Software Security Training (BSIMM6 Part 4)

“Without continual growth and progress, such words as improvement, achievement, and success have no meaning." – Benjamin Franklin

TL;DR:

The Software Security Training practice is the third and last practice of the BSIMM6 Governance domain. The goal of this practice is to create knowledgeable team members across the firm. Besides providing everyone with the foundational knowledge of software security, it is critically important to establish role-based knowledge that specifically addresses the skills required to perform the Secure Software Development Life-Cycle (SSDL) activities. More information about the Training practice can be found here.
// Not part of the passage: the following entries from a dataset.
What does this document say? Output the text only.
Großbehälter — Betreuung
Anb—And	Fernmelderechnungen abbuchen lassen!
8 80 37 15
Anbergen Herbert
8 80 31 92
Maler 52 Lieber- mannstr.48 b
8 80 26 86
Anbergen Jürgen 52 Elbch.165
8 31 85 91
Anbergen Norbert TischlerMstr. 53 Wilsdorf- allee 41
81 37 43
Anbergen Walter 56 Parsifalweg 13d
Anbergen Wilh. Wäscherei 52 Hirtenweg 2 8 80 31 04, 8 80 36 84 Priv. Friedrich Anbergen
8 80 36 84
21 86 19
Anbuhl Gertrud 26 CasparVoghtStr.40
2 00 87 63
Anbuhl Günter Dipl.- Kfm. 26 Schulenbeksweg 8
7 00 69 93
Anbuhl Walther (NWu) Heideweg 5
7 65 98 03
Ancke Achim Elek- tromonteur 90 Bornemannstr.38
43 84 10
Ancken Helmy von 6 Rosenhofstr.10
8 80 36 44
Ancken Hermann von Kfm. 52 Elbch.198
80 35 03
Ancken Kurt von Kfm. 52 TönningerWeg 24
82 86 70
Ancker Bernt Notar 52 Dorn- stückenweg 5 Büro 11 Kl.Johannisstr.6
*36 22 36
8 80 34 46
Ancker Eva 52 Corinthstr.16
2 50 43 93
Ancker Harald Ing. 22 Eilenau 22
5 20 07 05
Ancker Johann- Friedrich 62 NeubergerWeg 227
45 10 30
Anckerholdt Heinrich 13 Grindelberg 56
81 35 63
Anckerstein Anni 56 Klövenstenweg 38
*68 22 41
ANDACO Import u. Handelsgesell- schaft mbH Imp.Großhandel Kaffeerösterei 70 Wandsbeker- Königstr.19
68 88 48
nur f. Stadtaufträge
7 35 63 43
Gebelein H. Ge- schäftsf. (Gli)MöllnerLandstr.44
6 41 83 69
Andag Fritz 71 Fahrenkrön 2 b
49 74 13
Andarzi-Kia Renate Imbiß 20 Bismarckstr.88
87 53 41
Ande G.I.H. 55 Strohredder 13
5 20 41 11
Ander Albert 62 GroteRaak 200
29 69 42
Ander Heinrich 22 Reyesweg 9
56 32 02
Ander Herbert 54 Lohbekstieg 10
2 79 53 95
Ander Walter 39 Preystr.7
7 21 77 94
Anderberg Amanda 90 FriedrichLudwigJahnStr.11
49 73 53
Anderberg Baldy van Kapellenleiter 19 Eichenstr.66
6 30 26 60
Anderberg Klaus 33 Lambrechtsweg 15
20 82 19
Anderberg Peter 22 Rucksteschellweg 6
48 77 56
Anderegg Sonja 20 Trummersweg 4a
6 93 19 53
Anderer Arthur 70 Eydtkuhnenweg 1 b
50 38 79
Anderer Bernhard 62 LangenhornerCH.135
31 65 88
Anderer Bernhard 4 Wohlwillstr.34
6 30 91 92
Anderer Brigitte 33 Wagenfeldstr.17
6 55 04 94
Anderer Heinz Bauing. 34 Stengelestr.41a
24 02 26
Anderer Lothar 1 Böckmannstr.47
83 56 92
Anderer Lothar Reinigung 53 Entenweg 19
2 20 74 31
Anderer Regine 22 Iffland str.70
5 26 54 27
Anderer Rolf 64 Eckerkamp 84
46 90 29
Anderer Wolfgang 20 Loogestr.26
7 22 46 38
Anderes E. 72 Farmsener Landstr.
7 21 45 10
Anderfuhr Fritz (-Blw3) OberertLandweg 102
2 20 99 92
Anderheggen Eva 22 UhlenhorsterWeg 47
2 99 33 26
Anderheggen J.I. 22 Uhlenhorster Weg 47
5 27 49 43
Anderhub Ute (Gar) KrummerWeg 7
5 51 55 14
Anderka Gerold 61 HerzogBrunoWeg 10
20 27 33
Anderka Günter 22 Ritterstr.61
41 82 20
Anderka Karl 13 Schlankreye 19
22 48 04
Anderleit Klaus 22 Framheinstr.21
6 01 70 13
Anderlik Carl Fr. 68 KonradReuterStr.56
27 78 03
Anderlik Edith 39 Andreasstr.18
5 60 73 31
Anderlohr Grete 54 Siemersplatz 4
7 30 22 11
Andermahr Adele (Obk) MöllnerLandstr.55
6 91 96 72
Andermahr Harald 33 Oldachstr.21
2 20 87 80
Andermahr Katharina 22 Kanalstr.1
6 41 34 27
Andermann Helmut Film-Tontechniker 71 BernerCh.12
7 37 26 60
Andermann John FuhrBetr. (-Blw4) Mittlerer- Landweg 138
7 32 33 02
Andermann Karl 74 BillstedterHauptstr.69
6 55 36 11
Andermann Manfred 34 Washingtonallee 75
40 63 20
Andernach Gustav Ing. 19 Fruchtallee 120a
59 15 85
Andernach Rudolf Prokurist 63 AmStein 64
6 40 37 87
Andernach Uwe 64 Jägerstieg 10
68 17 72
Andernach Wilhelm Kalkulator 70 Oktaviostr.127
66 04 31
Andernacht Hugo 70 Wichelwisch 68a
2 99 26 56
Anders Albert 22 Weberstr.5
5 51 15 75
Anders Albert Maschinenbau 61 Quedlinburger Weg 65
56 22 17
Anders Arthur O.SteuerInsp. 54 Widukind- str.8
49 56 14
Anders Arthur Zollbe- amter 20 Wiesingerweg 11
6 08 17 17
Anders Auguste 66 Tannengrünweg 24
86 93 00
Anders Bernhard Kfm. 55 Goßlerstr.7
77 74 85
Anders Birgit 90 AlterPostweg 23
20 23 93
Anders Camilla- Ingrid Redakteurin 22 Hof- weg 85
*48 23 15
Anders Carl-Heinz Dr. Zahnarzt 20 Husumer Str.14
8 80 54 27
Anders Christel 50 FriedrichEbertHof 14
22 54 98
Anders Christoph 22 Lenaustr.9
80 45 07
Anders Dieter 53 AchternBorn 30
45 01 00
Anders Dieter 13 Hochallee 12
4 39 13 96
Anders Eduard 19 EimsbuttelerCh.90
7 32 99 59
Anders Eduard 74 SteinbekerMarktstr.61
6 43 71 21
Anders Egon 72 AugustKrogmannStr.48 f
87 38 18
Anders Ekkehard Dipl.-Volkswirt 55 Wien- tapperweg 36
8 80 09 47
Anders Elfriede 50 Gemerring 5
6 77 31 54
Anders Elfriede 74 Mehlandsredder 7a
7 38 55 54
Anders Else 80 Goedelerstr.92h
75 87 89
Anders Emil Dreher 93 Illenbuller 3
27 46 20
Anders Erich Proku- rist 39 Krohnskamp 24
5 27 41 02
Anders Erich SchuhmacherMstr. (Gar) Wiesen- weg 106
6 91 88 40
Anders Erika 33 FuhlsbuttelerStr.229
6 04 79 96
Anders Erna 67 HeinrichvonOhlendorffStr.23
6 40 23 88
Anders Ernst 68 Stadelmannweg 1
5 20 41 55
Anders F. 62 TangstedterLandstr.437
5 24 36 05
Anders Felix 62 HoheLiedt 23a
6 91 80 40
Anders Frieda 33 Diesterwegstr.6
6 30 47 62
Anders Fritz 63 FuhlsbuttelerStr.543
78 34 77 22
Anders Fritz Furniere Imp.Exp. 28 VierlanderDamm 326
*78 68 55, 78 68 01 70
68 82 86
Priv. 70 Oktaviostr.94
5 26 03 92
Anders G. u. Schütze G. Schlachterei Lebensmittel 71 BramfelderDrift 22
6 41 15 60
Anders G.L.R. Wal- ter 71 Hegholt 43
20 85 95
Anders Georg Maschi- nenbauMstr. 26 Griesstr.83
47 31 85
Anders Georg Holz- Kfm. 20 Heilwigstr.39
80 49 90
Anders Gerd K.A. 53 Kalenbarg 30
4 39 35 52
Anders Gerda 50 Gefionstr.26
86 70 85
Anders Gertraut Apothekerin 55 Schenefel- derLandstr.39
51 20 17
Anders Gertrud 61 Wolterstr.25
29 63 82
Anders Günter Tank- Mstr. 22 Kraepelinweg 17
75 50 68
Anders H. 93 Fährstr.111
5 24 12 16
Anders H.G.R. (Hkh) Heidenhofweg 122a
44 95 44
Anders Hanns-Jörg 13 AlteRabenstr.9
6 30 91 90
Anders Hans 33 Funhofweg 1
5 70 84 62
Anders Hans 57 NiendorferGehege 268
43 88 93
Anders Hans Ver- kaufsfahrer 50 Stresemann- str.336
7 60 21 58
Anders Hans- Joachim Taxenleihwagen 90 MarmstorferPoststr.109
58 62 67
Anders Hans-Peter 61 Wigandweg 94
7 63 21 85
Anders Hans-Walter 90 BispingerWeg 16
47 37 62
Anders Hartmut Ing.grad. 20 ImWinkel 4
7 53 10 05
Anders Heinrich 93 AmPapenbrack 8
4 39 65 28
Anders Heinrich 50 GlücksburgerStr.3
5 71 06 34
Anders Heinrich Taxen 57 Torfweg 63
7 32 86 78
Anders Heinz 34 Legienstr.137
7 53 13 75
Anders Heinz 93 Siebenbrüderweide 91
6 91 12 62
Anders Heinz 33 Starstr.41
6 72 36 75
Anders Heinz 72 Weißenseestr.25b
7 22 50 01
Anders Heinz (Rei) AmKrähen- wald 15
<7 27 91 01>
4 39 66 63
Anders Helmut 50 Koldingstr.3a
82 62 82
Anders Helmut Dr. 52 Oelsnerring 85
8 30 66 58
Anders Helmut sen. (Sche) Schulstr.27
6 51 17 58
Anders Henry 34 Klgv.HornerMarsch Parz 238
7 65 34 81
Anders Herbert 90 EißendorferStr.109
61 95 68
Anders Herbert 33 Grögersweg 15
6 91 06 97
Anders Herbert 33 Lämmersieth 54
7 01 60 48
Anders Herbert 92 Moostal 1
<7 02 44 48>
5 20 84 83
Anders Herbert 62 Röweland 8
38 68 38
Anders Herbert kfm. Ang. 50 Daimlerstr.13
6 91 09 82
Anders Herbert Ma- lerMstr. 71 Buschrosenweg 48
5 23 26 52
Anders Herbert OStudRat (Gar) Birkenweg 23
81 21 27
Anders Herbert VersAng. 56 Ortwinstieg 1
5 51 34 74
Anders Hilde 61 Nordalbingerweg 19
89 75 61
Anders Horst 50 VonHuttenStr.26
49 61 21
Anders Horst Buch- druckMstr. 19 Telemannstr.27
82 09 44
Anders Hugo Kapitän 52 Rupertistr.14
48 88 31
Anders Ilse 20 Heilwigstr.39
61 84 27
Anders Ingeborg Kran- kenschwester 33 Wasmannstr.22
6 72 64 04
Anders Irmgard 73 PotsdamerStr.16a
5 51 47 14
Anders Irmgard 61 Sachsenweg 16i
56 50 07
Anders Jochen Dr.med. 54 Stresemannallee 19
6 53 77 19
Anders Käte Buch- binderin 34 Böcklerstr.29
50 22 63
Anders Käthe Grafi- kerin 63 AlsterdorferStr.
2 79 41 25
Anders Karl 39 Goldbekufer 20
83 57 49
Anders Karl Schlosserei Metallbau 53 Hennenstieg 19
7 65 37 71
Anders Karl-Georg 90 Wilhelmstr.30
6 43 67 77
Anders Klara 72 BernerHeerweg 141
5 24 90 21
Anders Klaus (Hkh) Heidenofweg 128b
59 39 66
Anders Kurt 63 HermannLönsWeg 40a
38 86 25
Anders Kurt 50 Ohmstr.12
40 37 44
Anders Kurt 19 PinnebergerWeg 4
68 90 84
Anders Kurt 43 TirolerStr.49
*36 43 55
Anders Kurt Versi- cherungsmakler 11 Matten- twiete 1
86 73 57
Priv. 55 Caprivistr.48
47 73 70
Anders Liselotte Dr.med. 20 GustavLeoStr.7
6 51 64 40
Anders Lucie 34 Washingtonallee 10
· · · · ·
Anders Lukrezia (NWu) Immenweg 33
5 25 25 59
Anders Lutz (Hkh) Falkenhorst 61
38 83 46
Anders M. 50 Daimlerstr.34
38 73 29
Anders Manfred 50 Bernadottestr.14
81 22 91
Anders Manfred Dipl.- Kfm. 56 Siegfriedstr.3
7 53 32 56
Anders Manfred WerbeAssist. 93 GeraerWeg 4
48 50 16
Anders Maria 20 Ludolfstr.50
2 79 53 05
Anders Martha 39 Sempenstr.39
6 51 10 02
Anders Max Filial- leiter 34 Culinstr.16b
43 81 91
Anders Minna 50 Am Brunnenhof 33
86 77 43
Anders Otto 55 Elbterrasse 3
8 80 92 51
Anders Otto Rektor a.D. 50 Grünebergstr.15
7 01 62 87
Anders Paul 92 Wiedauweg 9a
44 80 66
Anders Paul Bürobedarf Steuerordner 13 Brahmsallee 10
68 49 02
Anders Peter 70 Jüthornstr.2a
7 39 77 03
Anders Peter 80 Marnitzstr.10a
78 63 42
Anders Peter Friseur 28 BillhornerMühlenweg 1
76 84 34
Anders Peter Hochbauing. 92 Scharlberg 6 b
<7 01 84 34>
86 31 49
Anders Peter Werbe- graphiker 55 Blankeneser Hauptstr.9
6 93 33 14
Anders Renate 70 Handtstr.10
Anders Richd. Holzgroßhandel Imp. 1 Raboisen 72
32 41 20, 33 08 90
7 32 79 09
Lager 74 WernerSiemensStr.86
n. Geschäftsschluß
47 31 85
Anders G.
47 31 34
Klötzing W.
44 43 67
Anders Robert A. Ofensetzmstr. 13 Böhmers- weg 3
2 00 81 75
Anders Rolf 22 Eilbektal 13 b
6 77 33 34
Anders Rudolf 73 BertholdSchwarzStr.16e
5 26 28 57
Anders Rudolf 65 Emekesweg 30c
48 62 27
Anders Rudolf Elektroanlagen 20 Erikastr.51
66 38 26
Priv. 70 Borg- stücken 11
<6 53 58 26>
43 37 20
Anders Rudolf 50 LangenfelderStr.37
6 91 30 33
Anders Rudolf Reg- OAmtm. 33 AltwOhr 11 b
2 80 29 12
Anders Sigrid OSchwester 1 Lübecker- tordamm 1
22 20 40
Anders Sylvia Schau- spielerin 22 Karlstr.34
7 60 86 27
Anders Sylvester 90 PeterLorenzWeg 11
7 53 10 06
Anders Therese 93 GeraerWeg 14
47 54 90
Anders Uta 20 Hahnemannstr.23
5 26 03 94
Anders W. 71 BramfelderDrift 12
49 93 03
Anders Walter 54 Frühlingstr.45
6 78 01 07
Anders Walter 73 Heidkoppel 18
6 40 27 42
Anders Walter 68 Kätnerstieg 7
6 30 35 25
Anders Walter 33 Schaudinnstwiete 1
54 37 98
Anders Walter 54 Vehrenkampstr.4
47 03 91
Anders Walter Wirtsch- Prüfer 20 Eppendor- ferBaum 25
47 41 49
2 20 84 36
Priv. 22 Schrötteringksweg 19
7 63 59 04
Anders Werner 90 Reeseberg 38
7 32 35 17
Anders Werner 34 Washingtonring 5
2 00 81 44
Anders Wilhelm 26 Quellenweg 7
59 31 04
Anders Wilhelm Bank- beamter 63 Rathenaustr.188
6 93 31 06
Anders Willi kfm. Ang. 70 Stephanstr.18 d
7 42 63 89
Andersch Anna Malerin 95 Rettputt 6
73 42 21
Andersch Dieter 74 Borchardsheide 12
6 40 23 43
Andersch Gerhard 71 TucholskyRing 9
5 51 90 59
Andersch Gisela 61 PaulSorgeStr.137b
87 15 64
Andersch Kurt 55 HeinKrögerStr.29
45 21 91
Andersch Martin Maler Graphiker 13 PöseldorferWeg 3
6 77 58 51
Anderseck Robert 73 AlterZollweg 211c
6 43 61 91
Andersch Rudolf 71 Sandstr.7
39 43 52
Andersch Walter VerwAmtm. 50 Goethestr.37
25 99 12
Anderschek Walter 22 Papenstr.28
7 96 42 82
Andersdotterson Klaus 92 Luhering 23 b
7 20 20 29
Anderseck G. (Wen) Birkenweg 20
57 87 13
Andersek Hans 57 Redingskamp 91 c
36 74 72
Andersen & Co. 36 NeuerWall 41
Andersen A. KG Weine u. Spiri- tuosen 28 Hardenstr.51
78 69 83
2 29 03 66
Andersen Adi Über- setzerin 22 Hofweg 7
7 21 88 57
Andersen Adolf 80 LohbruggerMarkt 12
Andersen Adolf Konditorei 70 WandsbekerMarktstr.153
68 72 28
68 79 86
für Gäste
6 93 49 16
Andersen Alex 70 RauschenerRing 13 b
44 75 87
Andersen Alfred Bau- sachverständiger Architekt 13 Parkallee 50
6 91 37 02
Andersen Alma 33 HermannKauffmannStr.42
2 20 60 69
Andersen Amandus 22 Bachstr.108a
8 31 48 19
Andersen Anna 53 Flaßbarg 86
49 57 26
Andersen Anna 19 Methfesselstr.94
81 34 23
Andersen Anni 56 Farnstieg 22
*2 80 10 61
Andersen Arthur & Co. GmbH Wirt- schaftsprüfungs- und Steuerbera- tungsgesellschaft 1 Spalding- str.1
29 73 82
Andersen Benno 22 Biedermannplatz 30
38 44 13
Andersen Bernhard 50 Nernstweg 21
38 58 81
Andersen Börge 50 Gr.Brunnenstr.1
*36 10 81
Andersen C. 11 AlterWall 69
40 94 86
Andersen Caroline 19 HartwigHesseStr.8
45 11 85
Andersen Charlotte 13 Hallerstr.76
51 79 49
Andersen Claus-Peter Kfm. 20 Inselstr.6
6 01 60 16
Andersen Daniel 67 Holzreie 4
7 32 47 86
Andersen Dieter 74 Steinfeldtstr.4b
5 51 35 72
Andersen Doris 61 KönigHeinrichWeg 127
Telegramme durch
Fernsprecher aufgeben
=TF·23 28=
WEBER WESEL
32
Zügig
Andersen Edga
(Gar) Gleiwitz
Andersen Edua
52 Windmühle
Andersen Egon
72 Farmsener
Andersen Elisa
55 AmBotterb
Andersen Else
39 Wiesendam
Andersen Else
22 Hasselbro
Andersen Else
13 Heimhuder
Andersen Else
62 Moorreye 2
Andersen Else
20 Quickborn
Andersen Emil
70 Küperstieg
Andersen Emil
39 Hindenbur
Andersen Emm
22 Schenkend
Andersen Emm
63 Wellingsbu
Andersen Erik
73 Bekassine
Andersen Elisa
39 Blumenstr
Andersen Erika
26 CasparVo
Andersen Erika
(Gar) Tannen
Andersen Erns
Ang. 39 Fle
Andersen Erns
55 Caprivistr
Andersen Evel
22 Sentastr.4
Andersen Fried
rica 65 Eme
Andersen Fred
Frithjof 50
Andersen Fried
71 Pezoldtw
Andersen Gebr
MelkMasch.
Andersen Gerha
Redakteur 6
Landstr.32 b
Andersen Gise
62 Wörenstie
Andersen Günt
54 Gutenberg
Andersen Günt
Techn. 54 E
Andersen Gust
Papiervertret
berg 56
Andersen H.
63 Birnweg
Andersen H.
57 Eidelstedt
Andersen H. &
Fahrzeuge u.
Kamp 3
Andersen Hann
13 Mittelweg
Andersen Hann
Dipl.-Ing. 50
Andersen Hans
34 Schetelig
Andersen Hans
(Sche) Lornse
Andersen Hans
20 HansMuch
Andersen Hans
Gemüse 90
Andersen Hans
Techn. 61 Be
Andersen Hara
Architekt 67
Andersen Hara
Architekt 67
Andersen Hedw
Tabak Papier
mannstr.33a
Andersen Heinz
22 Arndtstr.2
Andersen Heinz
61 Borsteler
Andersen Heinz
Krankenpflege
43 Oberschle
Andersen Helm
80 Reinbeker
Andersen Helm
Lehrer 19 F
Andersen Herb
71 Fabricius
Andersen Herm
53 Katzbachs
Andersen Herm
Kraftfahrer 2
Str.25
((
The full BSIMM6 is available under the creative commons and can be downloaded at https://www.bsimm.com/download/.

Practice: Software Security Training

The governance domain contains practices that help organize, manage, and measure a software security initiative. Software Security Training, the third of three practices in the governance domain aims at providing the necessary training for all stakeholders of the SSDL such as Business Analysts, Architects, Developers and Testers.

In the first part of this blog series it was established that BSIMM6 activities are categorized in maturity levels ranging from low maturity (level 1) to high maturity (level 3). This article focuses on the foundational activities (maturity level 1), however if you want to learn more about the activities in maturity level 2 and 3 visit the Software Security Training section at the official BSIMM6 website.

Provide awareness training

Out of all activities in this Training practice, this one has been observed in most organizations.
If you are not doing this activity yet, then it is a good place to start.

The Software Security Group (SSG) provides awareness training for everyone that is involved in the Software Development Life-Cycle (SDLC). The software security awareness training should cover the benefit of software security initiatives, high-level concepts of software security, as well as explain how security risks affect the information assets of the firm.

Deliver role-specific advanced curriculum

After establishing the foundational training, the curriculum is extended to provide role-based training that is specific to the role of the trainee. Different training content is provided for Java developers and .NET developers that dives into the the technology specific vulnerabilities and best practices to avoid them. Training has to be provided for other roles than developers such as architects, QA and even executives.

Create and use material specific to company history

While most of the content for the activities above is generic, this activity includes content specific to the company's history. Former attacks against the company, the root cause of the issue and how it can be avoided is one example of this. Additionally, using application specific code review or pentesting results to cover common vulnerabilities with the responsible development team will ensure high engagement.

Deliver on-demand individual training

While having an extensive instructor led training curriculum is important, on-demand individual training lowers the burden on trainers and allows scaling the training across an organisation. On-demand training builds the foundation for many of the level 2 and 3 maturity activities. However, be mindful that on-demand training is not always the best fit for every topic and skill.

Start. Stop. Continue.

Consider the following strategy:

  • Start: Delivering on-demand training to allow scaling the training efforts.
  • Stop: Neglecting the importance of software security training.
  • Continue: Providing training to all stakeholders on software security foundations.